Taliban-Angriffe : "Wir sind im Krieg"

Im pakistanischen Grenzgebiet zu Afghanistan regiert der Terror. Es liegt nicht nur an den Taliban, sagen viele Einheimische.

Marc Thörner
Löschversuche. Pakistanische Feuerwehrleute nach dem Angriff auf einen Nato-Nachschubkonvoi am Mittwoch.
Löschversuche.
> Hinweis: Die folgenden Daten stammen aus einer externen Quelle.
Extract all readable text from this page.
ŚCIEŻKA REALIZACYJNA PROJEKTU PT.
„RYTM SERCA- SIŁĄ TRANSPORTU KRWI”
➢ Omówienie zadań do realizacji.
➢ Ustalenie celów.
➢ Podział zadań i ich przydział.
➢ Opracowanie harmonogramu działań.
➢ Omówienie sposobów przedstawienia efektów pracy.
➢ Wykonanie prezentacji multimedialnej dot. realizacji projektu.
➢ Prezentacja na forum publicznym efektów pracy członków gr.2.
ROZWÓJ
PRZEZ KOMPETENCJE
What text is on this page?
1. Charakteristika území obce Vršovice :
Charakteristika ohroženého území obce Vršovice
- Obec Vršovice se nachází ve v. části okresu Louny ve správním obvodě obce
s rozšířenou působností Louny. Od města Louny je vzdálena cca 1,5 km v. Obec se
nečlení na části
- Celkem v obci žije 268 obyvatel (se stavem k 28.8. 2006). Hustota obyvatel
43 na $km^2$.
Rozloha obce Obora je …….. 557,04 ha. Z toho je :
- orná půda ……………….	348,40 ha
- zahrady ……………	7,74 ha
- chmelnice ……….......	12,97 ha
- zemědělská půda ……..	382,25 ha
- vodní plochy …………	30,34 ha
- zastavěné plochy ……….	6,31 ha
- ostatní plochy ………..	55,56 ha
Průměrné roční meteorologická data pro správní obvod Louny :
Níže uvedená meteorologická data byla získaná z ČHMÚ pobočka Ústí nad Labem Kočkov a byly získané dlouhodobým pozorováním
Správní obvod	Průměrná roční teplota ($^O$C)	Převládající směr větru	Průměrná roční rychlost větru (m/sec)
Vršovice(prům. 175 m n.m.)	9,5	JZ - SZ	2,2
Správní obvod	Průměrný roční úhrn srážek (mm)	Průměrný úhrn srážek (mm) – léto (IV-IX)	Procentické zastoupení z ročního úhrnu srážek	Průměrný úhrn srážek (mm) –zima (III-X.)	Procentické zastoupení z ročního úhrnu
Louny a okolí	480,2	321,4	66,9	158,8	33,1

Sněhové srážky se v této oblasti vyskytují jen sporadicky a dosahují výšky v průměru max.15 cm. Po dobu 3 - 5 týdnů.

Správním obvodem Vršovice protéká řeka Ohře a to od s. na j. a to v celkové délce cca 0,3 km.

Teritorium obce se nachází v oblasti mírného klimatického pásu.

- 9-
Pakistanische Feuerwehrleute nach dem Angriff auf einen Nato-Nachschubkonvoi am Mittwoch.Foto: dpa

„Schluss mit den US-Drohnenangriffen. Wach auf, Regierung!“ Rund 20 Studenten haben sich an diesem Morgen vor dem Presseclub im pakistanischen Peschawar versammelt, Lärm machen sie wie hundert, schreien Slogans: Präsident Zardari solle aufhören, die pakistanische Souveränität an die Amerikaner zu verkaufen. Näher betrachtet, entpuppen sich die jungen Männer als freundlich, gut erzogen, beinahe bieder. Niemand von ihnen vergisst das „Sir“, am Ende jedes Satzes. Woher die Wut? Weil die US-Armee, sagt einer, dort immer wieder ungehindert zuschlägt, wie offenbar beim jüngsten Angriff mit einer Drohne, bei dem im Nordwesten acht Aufständische starben, darunter möglicherweise auch welche mit deutschem Pass. Und weil Pakistan wie eine Bananenrepublik behandelt werde. Nach einem Angriff von Nato-Hubschraubern auf pakistanischem Gebiet am Donnerstag hatten die Behörden eine Blockade gegen Nato-Versorgungstransporte nach Afghanistan verhängt. Und als vorläufiger Höhepunkt einer ganzen Serie von Anschlägen auf Nato-Fahrzeuge wurden am Mittwoch nahe der Stadt Quetta 20 Nachschublaster der Allianz angegriffen. Ein Fahrer wurde getötet, die Lastwagen in Brand gesetzt.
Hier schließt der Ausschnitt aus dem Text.